Collaborative improvement: Fostering collaboration from diverse sources is arguably the biggest benefit of open source LLMs. Creating more access to generative AI (gen AI) technologies allows for more experimentation and learning while reducing biases, increasing accuracy, and improving performance.

Transparency: If we don’t know how a model was trained, how can we trust the output? An open source LLM provides full transparency to how it was trained. This helps users understand how features work and gives them the information they need to decide how (or if) they’ll use the technology.

Less environmental impact: When models are transparent, we can see what work has already been done. This eliminates redundancies in training and evaluation systems, which would otherwise create additional computation and emissions.

Financial accessibility: LLMs typically cost a lot of money to train from scratch and are overall resource intensive. If you access a proprietary LLM, you’re potentially responsible for licensing fees. The ability to build upon someone else’s finished work for free lowers the barrier to entry for organizations that otherwise couldn’t afford to develop an LLM.

Webinar: Get the most out of AI with open source

Open source principles are responsible for many foundational aspects of the internet as we know it. The open source development model has led to some of the most important applications and cloud platforms in use today.

This spirit of freedom continues on a spectrum when it comes to large language models and how “open” or “closed” they are to the public. Let’s take a look at some of the most popular LLMs:

Closed models
ChatGPT from OpenAI and Claude from Anthropic are closed models. They’re tightly controlled and made available to users with restrictions, through paid API services.

Open models
The term “open source” has been used colloquially to refer to any LLM that’s downloadable on platforms like Hugging Face free of charge. This is the case with Meta’s Llama 2 model. However, the terms for Llama 2 don’t fit the common definition of open source software. This is because there are conditions and restrictions the user must agree to within the license agreement. That is, Meta has put in place certain legal and moral restrictions, like what constitutes “acceptable use.” Secondly, the license agreement requires any organization with a specific number of monthly users to file for an additional license from Meta.

Open source-licensed models
The Granite family of models from IBM Research and the Mistral AI models are examples of LLMs available under an Apache 2.0 license. This means the models are free for commercial use without restrictions. However, even these models don’t make all their training data available for inspection, in some cases due to licensing restrictions.

Red Hat envisions a future where anyone can contribute, review, and build upon code from an open, trustworthy foundation. We believe using an open development model helps create more stable, secure, and innovative technologies. As AI continues to grow, our open source platforms can help you build, deploy, and monitor AI models and applications for your own needs with your own data.

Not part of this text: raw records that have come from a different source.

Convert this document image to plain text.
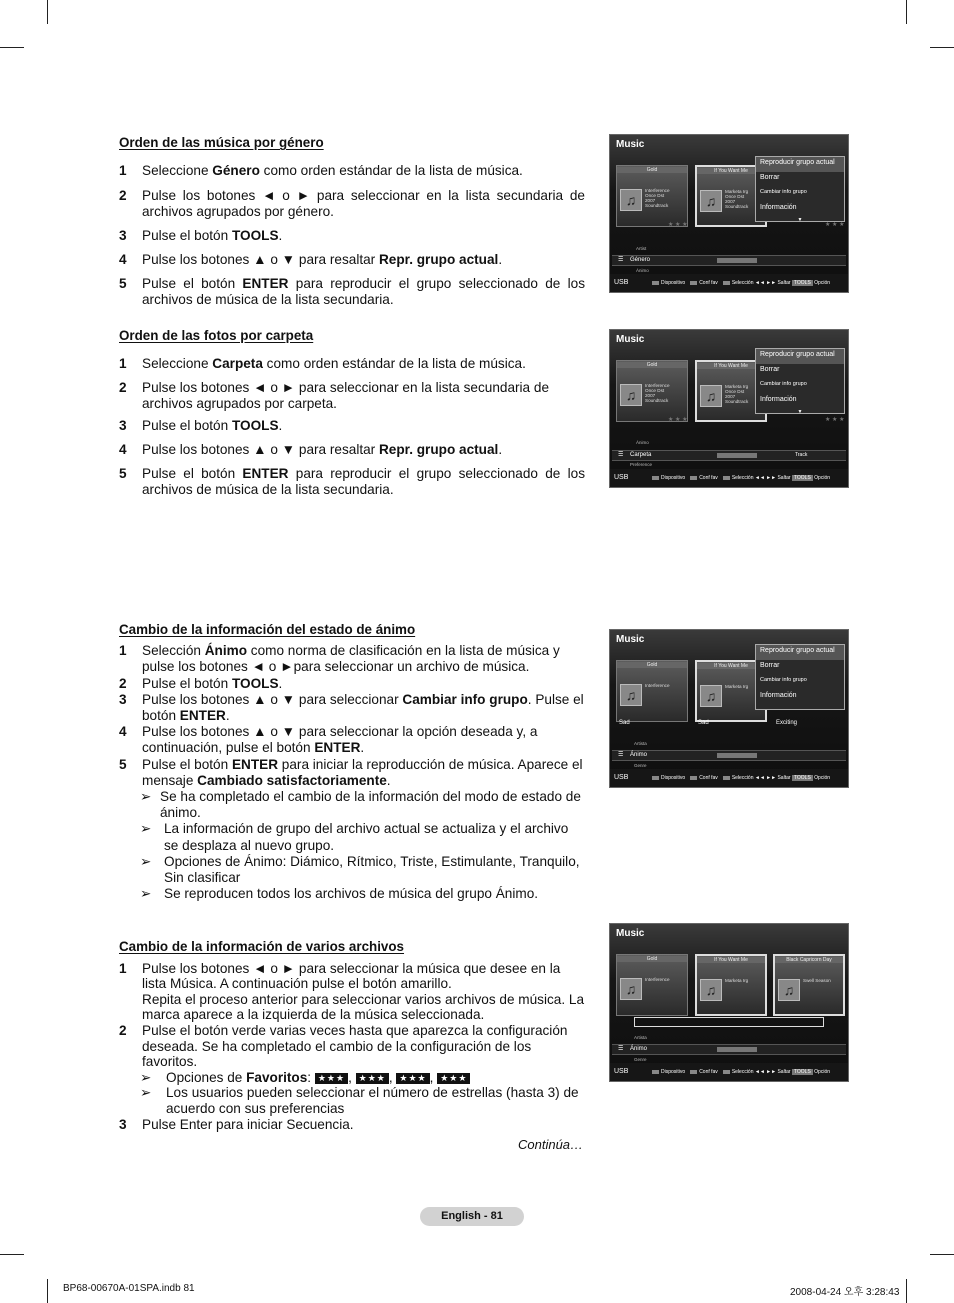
Orden de las música por género
1 Seleccione Género como orden estándar de la lista de música.
2 Pulse los botones ◄ o ► para seleccionar en la lista secundaria de archivos agrupados por género.
3 Pulse el botón TOOLS.
4 Pulse los botones ▲ o ▼ para resaltar Repr. grupo actual.
5 Pulse el botón ENTER para reproducir el grupo seleccionado de los archivos de música de la lista secundaria.
Orden de las fotos por carpeta
1 Seleccione Carpeta como orden estándar de la lista de música.
2 Pulse los botones ◄ o ► para seleccionar en la lista secundaria de archivos agrupados por carpeta.
3 Pulse el botón TOOLS.
4 Pulse los botones ▲ o ▼ para resaltar Repr. grupo actual.
5 Pulse el botón ENTER para reproducir el grupo seleccionado de los archivos de música de la lista secundaria.
Cambio de la información del estado de ánimo
1 Selección Ánimo como norma de clasificación en la lista de música y pulse los botones ◄ o ►para seleccionar un archivo de música.
2 Pulse el botón TOOLS.
3 Pulse los botones ▲ o ▼ para seleccionar Cambiar info grupo. Pulse el botón ENTER.
4 Pulse los botones ▲ o ▼ para seleccionar la opción deseada y, a continuación, pulse el botón ENTER.
5 Pulse el botón ENTER para iniciar la reproducción de música. Aparece el mensaje Cambiado satisfactoriamente.
➢ Se ha completado el cambio de la información del modo de estado de ánimo.
➢ La información de grupo del archivo actual se actualiza y el archivo se desplaza al nuevo grupo.
➢ Opciones de Ánimo: Diámico, Rítmico, Triste, Estimulante, Tranquilo, Sin clasificar
➢ Se reproducen todos los archivos de música del grupo Ánimo.
Cambio de la información de varios archivos
1 Pulse los botones ◄ o ► para seleccionar la música que desee en la lista Música. A continuación pulse el botón amarillo.
Repita el proceso anterior para seleccionar varios archivos de música. La marca aparece a la izquierda de la música seleccionada.
2 Pulse el botón verde varias veces hasta que aparezca la configuración deseada. Se ha completado el cambio de la configuración de los favoritos.
➢ Opciones de Favoritos: ★★★ , ★★★ , ★★★ , ★★★
➢ Los usuarios pueden seleccionar el número de estrellas (hasta 3) de acuerdo con sus preferencias
3 Pulse Enter para iniciar Secuencia.
Music
Gold
♫
Interference
Once Dst
2007
Soundtrack
If You Want Me
♫
Marketa Irg
Once Dst
2007
Soundtrack
Reproducir grupo actual
Borrar
Cambiar info grupo
Información
▼
★ ★ ★	★ ★ ★
Artist
☰ Género
Ánimo
USB	Dispositivo	Conf fav	Selección ◄◄ ►► Saltar TOOLS Opción
Music
Gold
♫
Interference
Once Dst
2007
Soundtrack
If You Want Me
♫
Marketa Irg
Once Dst
2007
Soundtrack
Reproducir grupo actual
Borrar
Cambiar info grupo
Información
▼
★ ★ ★	★ ★ ★
Ánimo
☰ Carpeta	Track
Preference
USB	Dispositivo	Conf fav	Selección ◄◄ ►► Saltar TOOLS Opción
Music
Gold
♫
Interference
If You Want Me
♫
Marketa Irg
Reproducir grupo actual
Borrar
Cambiar info grupo
Información
Sad	Sad	Exciting
Artista
☰ Ánimo
Genre
USB	Dispositivo	Conf fav	Selección ◄◄ ►► Saltar TOOLS Opción
Music
Gold
♫
Interference
If You Want Me
♫
Marketa Irg
Black Capricorn Day
♫
Swell Season
Artista
☰ Ánimo
Genre
USB	Dispositivo	Conf fav	Selección ◄◄ ►► Saltar TOOLS Opción
Continúa…
English - 81
BP68-00670A-01SPA.indb 81	2008-04-24 오후 3:28:43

Red Hat® Enterprise Linux® AI is a foundation model platform for harmoniously developing, testing, and running Granite family LLMs for enterprise applications. With the technological foundation of Linux, containers, and automation, Red Hat’s open hybrid cloud strategy gives you the flexibility to run your AI applications anywhere you need them.

Created by IBM and Red Hat, InstructLab is an open source project and community for enhancing LLMs following open source principles. The InstructLab project gathers a set of training data curated by humans, generates synthetic data based on the seed training data, then uses the synthetic data to retrain the base model. Community contributions can lead to regular iterative builds of enhanced LLMs. InstructLab is a cost-effective solution for improving the alignment of LLMs and opens the doors for those with minimal machine learning experience to contribute.

Built using open source technologies, Red Hat OpenShift® AI is an enterprise-ready AI application platform that helps teams build, operate, and scale with confidence. OpenShift AI allows data acquisition and preparation, model training and fine-tuning, model serving and monitoring, and hardware acceleration.